Puyallup business owner Bryan Reynolds recently opened his latest venture in partnership with longtime friend Jeff Marsh. Citizen’s Creative House provides like-minded professionals a place to focus and work.
Puyallup business owner Bryan Reynolds recently opened his latest venture in partnership with longtime friend Jeff Marsh. Citizen’s Creative House provides like-minded professionals a place to focus and work. Staff photographer

Working from home was making it difficult for both Bryan Reynolds and Jeff Marsh to find the right balance between time with their young families and their careers.

Reynolds and his family own Anthem Coffee and Tea in Tacoma and Puyallup and Elements Frozen Yogurt and Juice Bar; Marsh owns his own photography business — jobs that require diligence and focus.

Marsh would work from home, but with two young children in the house, his time would often become occupied holding his children or he’d get sucked into doing chores around the house.

“I love holding her or helping out my wife,” Marsh said. “But it would pull me away from what I needed to be working on.”

So the duo decided to open Citizen’s Creative House, a collaborative work environment, which Reynolds says will help like-minded professionals who typically work from home or coffee shops have a space where they can come to focus.

“We both have realized how important a few hours of uninterrupted time to focus on work are,” the 33-year-old Reynolds said. “It’s all in the pursuit of balance and being present when you’re at home.”

While Citizen’s Creative, located at 2102 E. Main, Suite 203, is Marsh and Reynolds’ first business they’ve opened together, it marks the fourth business for Reynolds and his family.

Janie and Larry Reynolds, Bryan’s parents, helped the Puyallup native open a then-Forza Coffee franchise at the current Anthem location in Puyallup.

“At the time, downtown Puyallup was in a depressed economy,” Bryan said. “The odds were stacked against us. The Pioneer location was rated as ‘C,’ but we fell in love with that spot. People knew they needed a coffee shop, but they didn’t have it.”

The former Forza franchise that the Reynolds owned was the family’s first business any of them had owned, but the 33-year-old quickly grew out of the challenge of owning a franchise location within six months.

“Right when we opened, we were the number one store,” Reynolds said. “We knew the five-year franchise deal was coming to a close, so we decided to open our own.”

Opening their own coffee shop was right up Bryan’s alley, as his passion is building businesses and building teams of people, and showing his community what he calls “heroic hospitality.”

After making the huge financial risk to open their own business, Reynolds says his family had no choice but to be successful. On Nov. 11, 2011, Anthem Coffee and Tea opened its doors to the community.

Prior to opening Anthem, Reynolds and his family were confident in opening their own business after experiencing success with Elements Frozen Yogurt and Juice Bar.

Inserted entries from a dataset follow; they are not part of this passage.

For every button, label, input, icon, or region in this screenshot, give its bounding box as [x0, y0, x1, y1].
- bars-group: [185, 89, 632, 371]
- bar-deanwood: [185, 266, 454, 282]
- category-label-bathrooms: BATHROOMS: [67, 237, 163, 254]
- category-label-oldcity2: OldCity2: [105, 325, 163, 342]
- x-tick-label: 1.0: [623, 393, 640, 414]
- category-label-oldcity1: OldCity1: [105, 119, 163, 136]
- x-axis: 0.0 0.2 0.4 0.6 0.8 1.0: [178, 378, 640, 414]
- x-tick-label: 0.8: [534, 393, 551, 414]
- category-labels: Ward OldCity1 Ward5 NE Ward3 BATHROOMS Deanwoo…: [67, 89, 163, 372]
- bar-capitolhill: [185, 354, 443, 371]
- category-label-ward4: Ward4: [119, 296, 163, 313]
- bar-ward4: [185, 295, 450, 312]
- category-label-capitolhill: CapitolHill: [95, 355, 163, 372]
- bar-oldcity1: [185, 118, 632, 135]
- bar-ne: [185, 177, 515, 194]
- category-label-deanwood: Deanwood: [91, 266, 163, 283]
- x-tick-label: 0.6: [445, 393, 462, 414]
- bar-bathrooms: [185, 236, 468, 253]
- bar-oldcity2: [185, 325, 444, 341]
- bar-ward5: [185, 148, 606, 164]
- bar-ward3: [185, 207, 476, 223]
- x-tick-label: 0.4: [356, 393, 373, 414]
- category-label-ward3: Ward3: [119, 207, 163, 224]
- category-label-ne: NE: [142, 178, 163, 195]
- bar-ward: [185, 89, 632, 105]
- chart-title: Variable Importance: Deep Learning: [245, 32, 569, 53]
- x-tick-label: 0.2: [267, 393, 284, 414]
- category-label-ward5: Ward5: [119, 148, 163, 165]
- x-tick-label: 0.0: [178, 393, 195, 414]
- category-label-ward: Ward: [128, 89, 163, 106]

“(Opening Elements) was really the first step in doing our own thing,” Reynolds said. “The project gave us confidence to move forward — it was a huge hit. We were the first frozen yogurt shop south of Federal Way. We were printing money.”

As more frozen yogurt shops have opened, the Reynolds have felt the effects.

“We sustained our business and just kept rolling with the punches,” Reynolds said. “Now we’re Elements Frozen Yogurt and Juice Bar.”

While Reynolds says he’s the face of the businesses his family owns, that doesn’t mean he hasn’t experienced the highs and lows that come with small business ownership.

“I’ve failed a lot, but I’ve failed forward,” Reynolds said. “Without risk, there’s no reward.”